Oy gizli, haber kutsal, yorum hürdür.
AKP neyin kısaltılması? Adalet ve Kalkınma
Partisi’nin, değil mi? parti kurucuları neden partinin ismini “ADALET” olarak
koyarlar?
Herhalde,
adaletsiz bir ülkeye adalet getirmek için…
Hakka-hukuka susayanlara haklarını vermek için…
Sosyal,
beşerî ve iktisadî bakımlardan adaleti sağlamak için…
Zayıfın kuvvetli karşısında ezilmesini önlemek için…
Ve nihayet
zalime de müstahak olduğu cezayı vermek için.
Memlekette, mutlak bir çoğunluğa dayalı olarak 7
senedir hükmünü sürdüren bir iktidar için bunları gerçekleştirmek zor mudur?
Hayır! Zaten kanunlar da yukarıdaki işleri gerçekleştirmeyi hükümetlere vazife
olarak yüklemiştir. Bu işleri yapmak için samimi olmak, irade sahibi olmak
yeterli…
Peki, 7 sene sonunda bunlar ne kadar gerçekleşmiş?
Adalet, ideal olarak dağıtılmış mı?
Bakalım:
Büyük Marmara Depremi’nin 10’ncu yılını yaşadığımız
şu günlerde; depremin en ağır şekilde vurduğu İzmit’te, vaktiyle Irak’ın
yardımlarıyla yapılan, IRAK Deprem
Konutları’nda oturan depremzedeler oradan çıkarılıyor. Boşalan yerlere
kimler alınıyor? Vali muavini, il millî
eğitim müdürü gibi bürokratlar… Vali de yapılan işi savunuyor.
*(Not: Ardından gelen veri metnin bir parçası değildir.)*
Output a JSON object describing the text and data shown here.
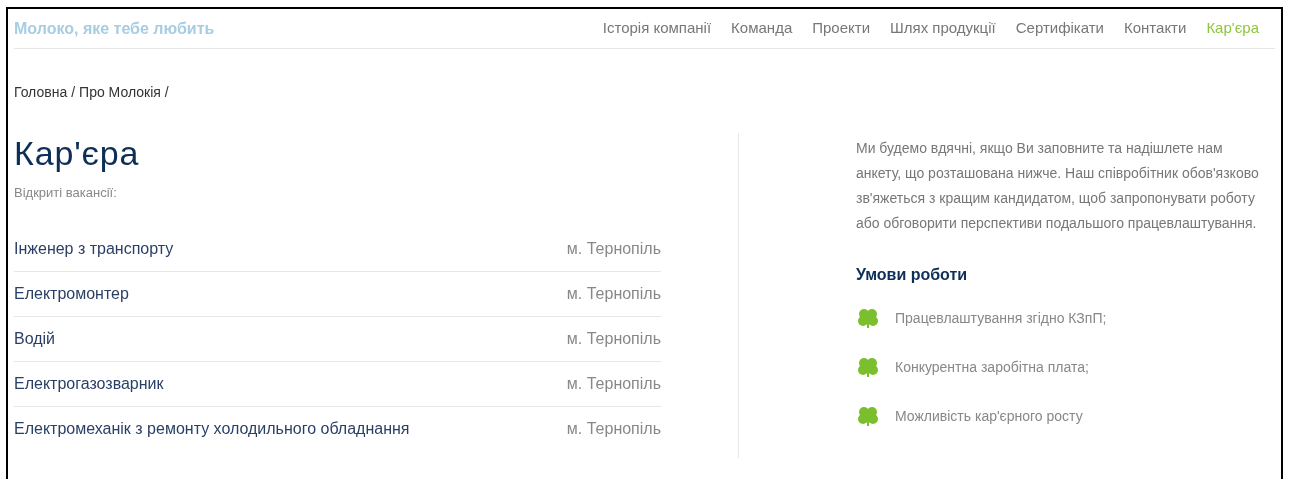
{
  "brand": "Молоко, яке тебе любить",
  "nav": [
    {
      "label": "Історія компанії",
      "selected": false
    },
    {
      "label": "Команда",
      "selected": false
    },
    {
      "label": "Проекти",
      "selected": false
    },
    {
      "label": "Шлях продукції",
      "selected": false
    },
    {
      "label": "Сертифікати",
      "selected": false
    },
    {
      "label": "Контакти",
      "selected": false
    },
    {
      "label": "Кар'єра",
      "selected": true
    }
  ],
  "breadcrumb": [
    "Головна",
    "/",
    "Про Молокія",
    "/"
  ],
  "title": "Кар'єра",
  "subtitle": "Відкриті вакансії:",
  "vacancies": [
    {
      "position": "Інженер з транспорту",
      "city": "м. Тернопіль"
    },
    {
      "position": "Електромонтер",
      "city": "м. Тернопіль"
    },
    {
      "position": "Водій",
      "city": "м. Тернопіль"
    },
    {
      "position": "Електрогазозварник",
      "city": "м. Тернопіль"
    },
    {
      "position": "Електромеханік з ремонту холодильного обладнання",
      "city": "м. Тернопіль"
    }
  ],
  "intro": "Ми будемо вдячні, якщо Ви заповните та надішлете нам анкету, що розташована нижче. Наш співробітник обов'язково зв'яжеться з кращим кандидатом, щоб запропонувати роботу або обговорити перспективи подальшого працевлаштування.",
  "conditions_title": "Умови роботи",
  "conditions": [
    "Працевлаштування згідно КЗпП;",
    "Конкурентна заробітна плата;",
    "Можливість кар'єрного росту"
  ]
}
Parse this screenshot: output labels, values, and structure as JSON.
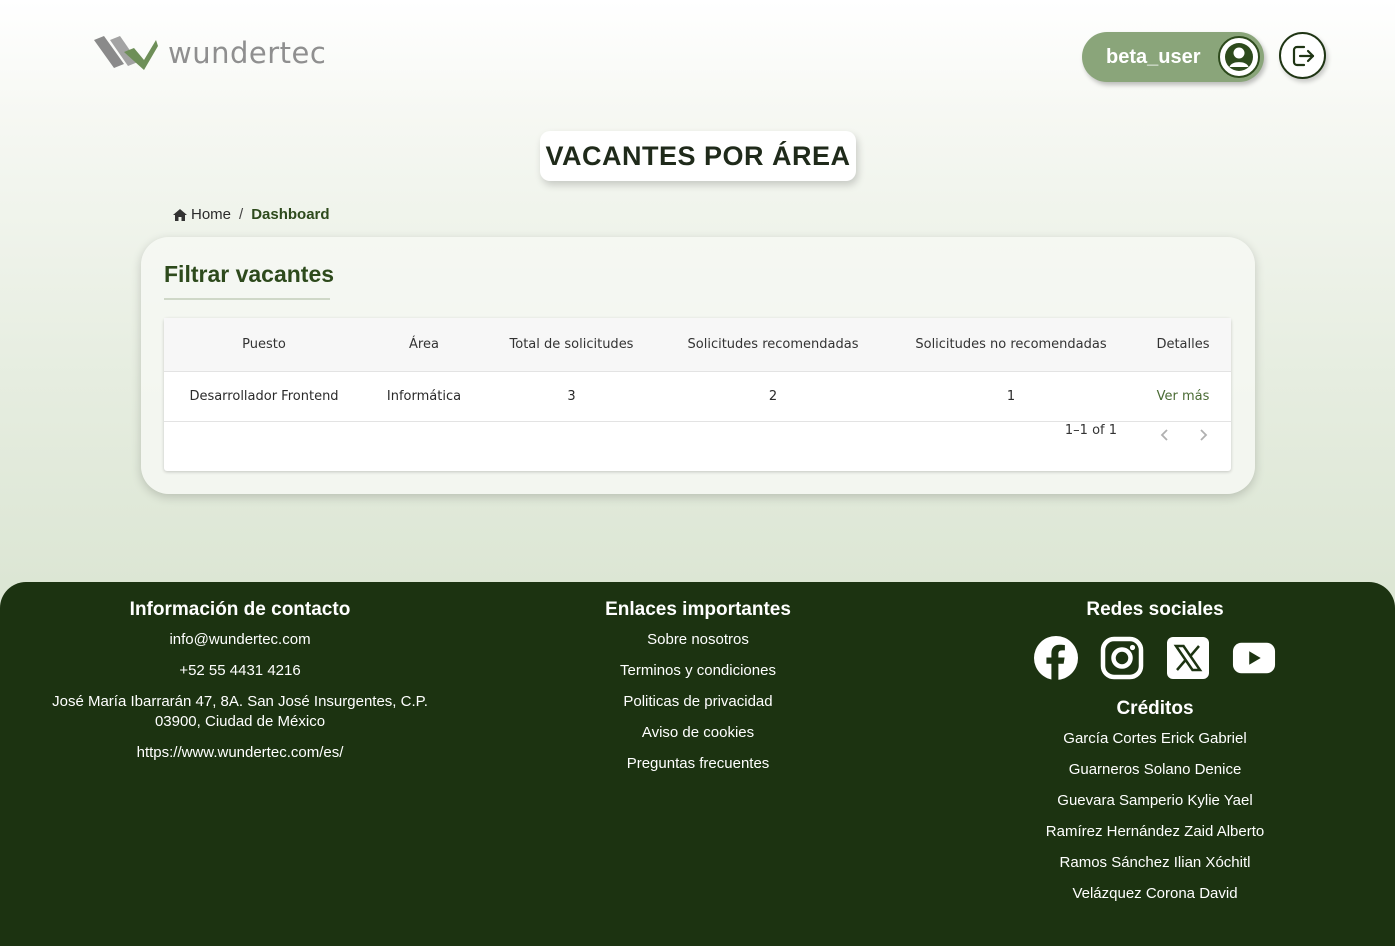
{
  "brand": {
    "name": "wundertec"
  },
  "header": {
    "username": "beta_user"
  },
  "page": {
    "title": "VACANTES POR ÁREA"
  },
  "breadcrumb": {
    "home": "Home",
    "separator": "/",
    "current": "Dashboard"
  },
  "card": {
    "title": "Filtrar vacantes",
    "table": {
      "columns": [
        "Puesto",
        "Área",
        "Total de solicitudes",
        "Solicitudes recomendadas",
        "Solicitudes no recomendadas",
        "Detalles"
      ],
      "rows": [
        [
          "Desarrollador Frontend",
          "Informática",
          "3",
          "2",
          "1",
          "Ver más"
        ]
      ]
    },
    "pagination": {
      "text": "1–1 of 1"
    }
  },
  "footer": {
    "contact": {
      "title": "Información de contacto",
      "email": "info@wundertec.com",
      "phone": "+52 55 4431 4216",
      "address": "José María Ibarrarán 47, 8A. San José Insurgentes, C.P. 03900, Ciudad de México",
      "website": "https://www.wundertec.com/es/"
    },
    "links": {
      "title": "Enlaces importantes",
      "items": [
        "Sobre nosotros",
        "Terminos y condiciones",
        "Politicas de privacidad",
        "Aviso de cookies",
        "Preguntas frecuentes"
      ]
    },
    "social": {
      "title": "Redes sociales",
      "icons": [
        "facebook-icon",
        "instagram-icon",
        "x-icon",
        "youtube-icon"
      ]
    },
    "credits": {
      "title": "Créditos",
      "names": [
        "García Cortes Erick Gabriel",
        "Guarneros Solano Denice",
        "Guevara Samperio Kylie Yael",
        "Ramírez Hernández Zaid Alberto",
        "Ramos Sánchez Ilian Xóchitl",
        "Velázquez Corona David"
      ]
    }
  },
  "colors": {
    "accent": "#8aa57a",
    "dark_green": "#1c3311",
    "title_green": "#2d4a1c"
  }
}
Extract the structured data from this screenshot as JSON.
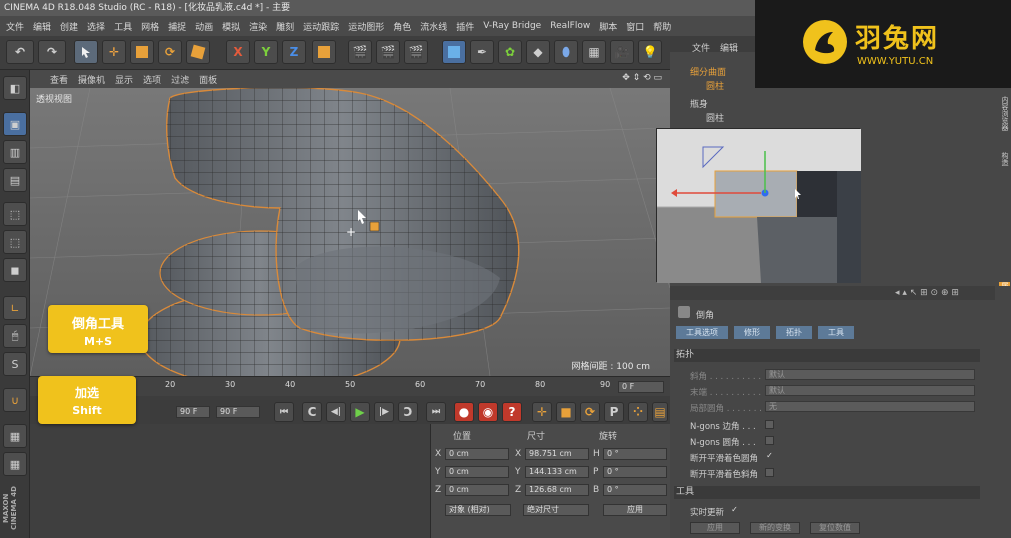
{
  "title": "CINEMA 4D R18.048 Studio (RC - R18) - [化妆品乳液.c4d *] - 主要",
  "menu": [
    "文件",
    "编辑",
    "创建",
    "选择",
    "工具",
    "网格",
    "捕捉",
    "动画",
    "模拟",
    "渲染",
    "雕刻",
    "运动跟踪",
    "运动图形",
    "角色",
    "流水线",
    "插件",
    "V-Ray Bridge",
    "RealFlow",
    "脚本",
    "窗口",
    "帮助"
  ],
  "toolbar": {
    "x": "X",
    "y": "Y",
    "z": "Z"
  },
  "viewport": {
    "menu": [
      "查看",
      "摄像机",
      "显示",
      "选项",
      "过滤",
      "面板"
    ],
    "label": "透视视图",
    "grid_info": "网格间距 : 100 cm"
  },
  "timeline": {
    "ticks": [
      "20",
      "30",
      "40",
      "50",
      "60",
      "70",
      "80",
      "90"
    ],
    "frame_field": "0 F",
    "end_field_a": "90 F",
    "end_field_b": "90 F"
  },
  "hints": {
    "bevel_title": "倒角工具",
    "bevel_key": "M+S",
    "add_title": "加选",
    "add_key": "Shift"
  },
  "coords": {
    "headers": [
      "位置",
      "尺寸",
      "旋转"
    ],
    "rows": [
      {
        "axis": "X",
        "pos": "0 cm",
        "size_axis": "X",
        "size": "98.751 cm",
        "rot_axis": "H",
        "rot": "0 °"
      },
      {
        "axis": "Y",
        "pos": "0 cm",
        "size_axis": "Y",
        "size": "144.133 cm",
        "rot_axis": "P",
        "rot": "0 °"
      },
      {
        "axis": "Z",
        "pos": "0 cm",
        "size_axis": "Z",
        "size": "126.68 cm",
        "rot_axis": "B",
        "rot": "0 °"
      }
    ],
    "mode_a": "对象 (相对)",
    "mode_b": "绝对尺寸",
    "apply": "应用"
  },
  "objects": {
    "tabs": [
      "文件",
      "编辑"
    ],
    "items": [
      "细分曲面",
      "圆柱",
      "瓶身",
      "圆柱"
    ]
  },
  "side_tabs": [
    "内容浏览器",
    "构造",
    "属性"
  ],
  "attributes": {
    "title": "倒角",
    "tabs": [
      "工具选项",
      "修形",
      "拓扑",
      "工具"
    ],
    "section_topology": "拓扑",
    "rows": [
      {
        "label": "斜角 . . . . . . . . . .",
        "value": "默认"
      },
      {
        "label": "末端 . . . . . . . . . .",
        "value": "默认"
      },
      {
        "label": "局部圆角 . . . . . . .",
        "value": "无"
      }
    ],
    "checks": [
      {
        "label": "N-gons 边角 . . .",
        "checked": false
      },
      {
        "label": "N-gons 圆角 . . .",
        "checked": false
      },
      {
        "label": "断开平滑着色圆角",
        "checked": true
      },
      {
        "label": "断开平滑着色斜角",
        "checked": false
      }
    ],
    "section_tool": "工具",
    "realtime": "实时更新",
    "buttons": [
      "应用",
      "新的变换",
      "复位数值"
    ]
  },
  "watermark": {
    "name": "羽兔网",
    "url": "WWW.YUTU.CN"
  },
  "maxon": "MAXON CINEMA 4D"
}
Bugünkü
gazetelerden öğreniyoruz ki; valinin savunduğu bürokratlardan il millî eğitim müdürü, İstanbul’da da bir lojman
işgal ediyormuş!
İşte AKP
adaleti; deprem konutundan
depremzedeyi çıkarıyor, bürokratı oturtuyor. “Valinin icraatının AKP’yle ne
alâkası var?” sorusu abestir. Çünkü İçişleri
bakanına bağlı olan valinin Bakan’ın tasvip etmediği bir olaya imza atması
düşünülemez. Dolayısıyla valinin yaptığı iş, doğrudan doğruya hükümetin
politikasıdır.
* * *
AKP’nin adalet anlayışını gösteren pek çok örnek var.
Yerimiz yettiği kadarını bu makalede dile getireceğiz:
Biliyorsunuz AKP ileri gelenleri bazı davalarda
“adalete” son derece fazla yardımcı oluyorlar. “Ucu kime, nereye dokunursa dokunsun sonuna kadar gidilecek” diyerek
ilgili hâkim, savcı ve güvenlik görevlilerini yüreklendiriyorlar.
Fakat aynı ileri gelenler “Deniz Feneri” gibi bütün milleti ilgilendiren bir davada aynı
yiğitliği, aynı yüreklendirmeyi gösteremiyorlar. Hatta davada adı geçenleri “iyi biliriz”, “dürüst bir
arkadaşımızdır” gibi sözlerle korumaya alıyorlar. Böyle bir davada adalete
yardımcı olmak bir yana yavaşlatmak, frenlemek, önünü tıkamak için ellerinden geleni
yapıyorlar.
Demek ki kurucular, partilerine “Adalet ve Kalkınma”
ismini, örneklerdeki “AKP adaletini”
tahakkuk ettirmek üzere koymuşlar!
Yoksa büyük bir iyimserlikle, baş tarafta
sıraladığımız hususları hayata geçirmek için değil!